Genetic characterization of Schuurs-Hoeijmakers syndrome in a moroccan individual with heterozygote PACS1 mutation

Background: Schuurs-Hoeijmakers syndrome, an autosomal dominant neurodevelopmental genetic disorder, is a rare cause of intellectual disability (ID) affecting approximately 1 to 3% of all over the world. Only 87 cases have been recorded to date, and oddly enough, the majority of them share the same mutation (c.607 C > T; p.R203W).

Case presentation: This study presents the first reported case in Morocco of a 12-year-old female patient with PACS1 syndrome, identified during a cohort study of 24 patients with intellectual disability. The syndrome is caused by a de novo mutation of the PACS1 gene, located on chromosome 11, resulting in a single amino acid modification on the PACS1 protein. The abnormal protein disrupts cellular transport processes, leading to intellectual developmental delay, facial dysmorphia, and congenital anomalies.

Methods and results: Exome sequencing was employed to identify the genetic mutation, and Sanger sequencing validated the presence of the recurrent mutation c.607 C > T (p.Arg203Trp) in the PACS1 gene. The mutation was found to be heterozygous and de novo, suggesting that it was not inherited from the patient's parents. Classification based on the American College of Medical Genetics and Genomics (ACMG) criteria confirmed its pathogenicity, with supporting evidence from bioinformatics analysis. The rarity of this variant in population databases further supports its pathogenic nature.

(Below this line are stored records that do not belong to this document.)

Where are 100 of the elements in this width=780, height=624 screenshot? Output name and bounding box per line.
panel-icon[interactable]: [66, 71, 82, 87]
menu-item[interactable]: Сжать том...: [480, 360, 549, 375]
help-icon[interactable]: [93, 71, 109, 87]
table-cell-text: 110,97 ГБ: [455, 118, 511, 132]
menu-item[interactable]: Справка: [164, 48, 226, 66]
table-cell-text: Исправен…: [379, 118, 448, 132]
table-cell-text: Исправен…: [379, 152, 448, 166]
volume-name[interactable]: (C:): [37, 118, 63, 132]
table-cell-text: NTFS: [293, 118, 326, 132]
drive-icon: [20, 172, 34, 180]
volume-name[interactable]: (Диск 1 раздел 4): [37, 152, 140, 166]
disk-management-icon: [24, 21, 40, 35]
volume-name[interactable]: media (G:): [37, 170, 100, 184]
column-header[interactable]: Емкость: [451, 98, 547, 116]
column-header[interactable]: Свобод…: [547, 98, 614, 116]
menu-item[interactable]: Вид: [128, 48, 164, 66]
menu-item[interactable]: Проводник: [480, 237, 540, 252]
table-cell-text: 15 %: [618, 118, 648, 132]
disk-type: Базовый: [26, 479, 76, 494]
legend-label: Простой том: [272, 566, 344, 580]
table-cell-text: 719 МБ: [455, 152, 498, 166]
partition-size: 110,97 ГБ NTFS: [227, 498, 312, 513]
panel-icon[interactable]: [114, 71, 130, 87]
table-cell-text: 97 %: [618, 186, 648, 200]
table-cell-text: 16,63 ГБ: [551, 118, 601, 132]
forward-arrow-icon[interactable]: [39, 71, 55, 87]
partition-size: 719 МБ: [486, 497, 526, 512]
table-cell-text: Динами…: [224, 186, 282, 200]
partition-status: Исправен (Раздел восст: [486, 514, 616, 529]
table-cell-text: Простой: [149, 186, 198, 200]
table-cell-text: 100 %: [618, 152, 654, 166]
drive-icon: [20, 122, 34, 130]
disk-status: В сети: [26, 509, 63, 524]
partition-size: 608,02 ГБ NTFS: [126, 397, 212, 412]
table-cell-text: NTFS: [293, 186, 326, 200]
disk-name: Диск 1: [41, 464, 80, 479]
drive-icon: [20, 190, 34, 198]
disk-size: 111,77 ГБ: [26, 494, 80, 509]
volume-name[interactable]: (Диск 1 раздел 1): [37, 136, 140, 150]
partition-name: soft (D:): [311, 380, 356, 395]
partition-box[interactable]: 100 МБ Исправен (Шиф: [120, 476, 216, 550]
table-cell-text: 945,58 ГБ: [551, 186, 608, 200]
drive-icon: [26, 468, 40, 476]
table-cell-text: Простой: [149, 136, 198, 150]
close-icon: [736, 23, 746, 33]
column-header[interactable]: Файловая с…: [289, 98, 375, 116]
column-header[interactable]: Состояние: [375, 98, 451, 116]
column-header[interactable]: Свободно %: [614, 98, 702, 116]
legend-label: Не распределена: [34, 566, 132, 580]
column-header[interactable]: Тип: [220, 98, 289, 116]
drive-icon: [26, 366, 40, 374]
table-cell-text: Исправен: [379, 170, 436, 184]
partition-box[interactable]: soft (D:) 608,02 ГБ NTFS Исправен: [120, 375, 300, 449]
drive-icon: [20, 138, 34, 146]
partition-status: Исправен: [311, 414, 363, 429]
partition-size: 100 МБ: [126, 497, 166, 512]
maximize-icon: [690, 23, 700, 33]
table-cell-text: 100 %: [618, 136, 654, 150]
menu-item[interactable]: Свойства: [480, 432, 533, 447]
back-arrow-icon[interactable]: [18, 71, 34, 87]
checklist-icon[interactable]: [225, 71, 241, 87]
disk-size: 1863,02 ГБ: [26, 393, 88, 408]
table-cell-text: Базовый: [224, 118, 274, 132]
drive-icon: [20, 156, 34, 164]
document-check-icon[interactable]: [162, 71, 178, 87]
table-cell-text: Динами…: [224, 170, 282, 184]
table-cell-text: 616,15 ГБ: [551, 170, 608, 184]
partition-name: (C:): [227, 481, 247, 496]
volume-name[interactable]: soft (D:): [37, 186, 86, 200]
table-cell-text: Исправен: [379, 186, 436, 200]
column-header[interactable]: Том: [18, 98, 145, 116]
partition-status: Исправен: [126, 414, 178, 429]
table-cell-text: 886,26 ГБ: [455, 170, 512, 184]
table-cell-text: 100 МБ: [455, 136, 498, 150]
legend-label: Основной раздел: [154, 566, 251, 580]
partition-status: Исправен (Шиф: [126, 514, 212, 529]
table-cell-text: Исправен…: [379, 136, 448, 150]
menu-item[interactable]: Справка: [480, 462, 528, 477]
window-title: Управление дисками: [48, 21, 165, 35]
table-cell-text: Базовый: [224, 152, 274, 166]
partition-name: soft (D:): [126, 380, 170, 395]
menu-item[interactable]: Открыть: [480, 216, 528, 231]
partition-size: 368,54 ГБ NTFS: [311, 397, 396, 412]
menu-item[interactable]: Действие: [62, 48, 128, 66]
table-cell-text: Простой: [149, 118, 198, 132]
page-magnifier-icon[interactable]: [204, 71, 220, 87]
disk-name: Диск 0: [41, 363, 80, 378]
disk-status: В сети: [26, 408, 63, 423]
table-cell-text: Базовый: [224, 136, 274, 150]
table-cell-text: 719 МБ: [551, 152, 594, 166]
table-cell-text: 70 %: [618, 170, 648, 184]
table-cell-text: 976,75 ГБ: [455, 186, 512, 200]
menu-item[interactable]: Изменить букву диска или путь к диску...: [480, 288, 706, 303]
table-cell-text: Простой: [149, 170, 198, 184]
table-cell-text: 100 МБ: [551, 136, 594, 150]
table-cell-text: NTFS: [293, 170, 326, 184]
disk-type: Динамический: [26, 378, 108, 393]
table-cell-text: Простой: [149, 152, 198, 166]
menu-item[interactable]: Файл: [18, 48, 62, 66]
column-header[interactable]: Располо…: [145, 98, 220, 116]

Conclusion: This study expands our understanding of Schuurs-Hoeijmakers syndrome, a disorder with limited reported cases globally. The genetic heterogeneity of the disorder is highlighted, with the recurrent mutation being the most common pathogenic variant. Functional studies indicate the crucial role of PACS1 in craniofacial development and neurodevelopmental processes, with potential implications for autism spectrum disorders (ASD). Comprehensive genetic analyses are essential for accurate diagnosis and understanding the underlying causes of intellectual disabilities. Further research is warranted to unravel the mechanisms and potential therapeutic targets associated with PACS1-related neurodevelopmental disorders.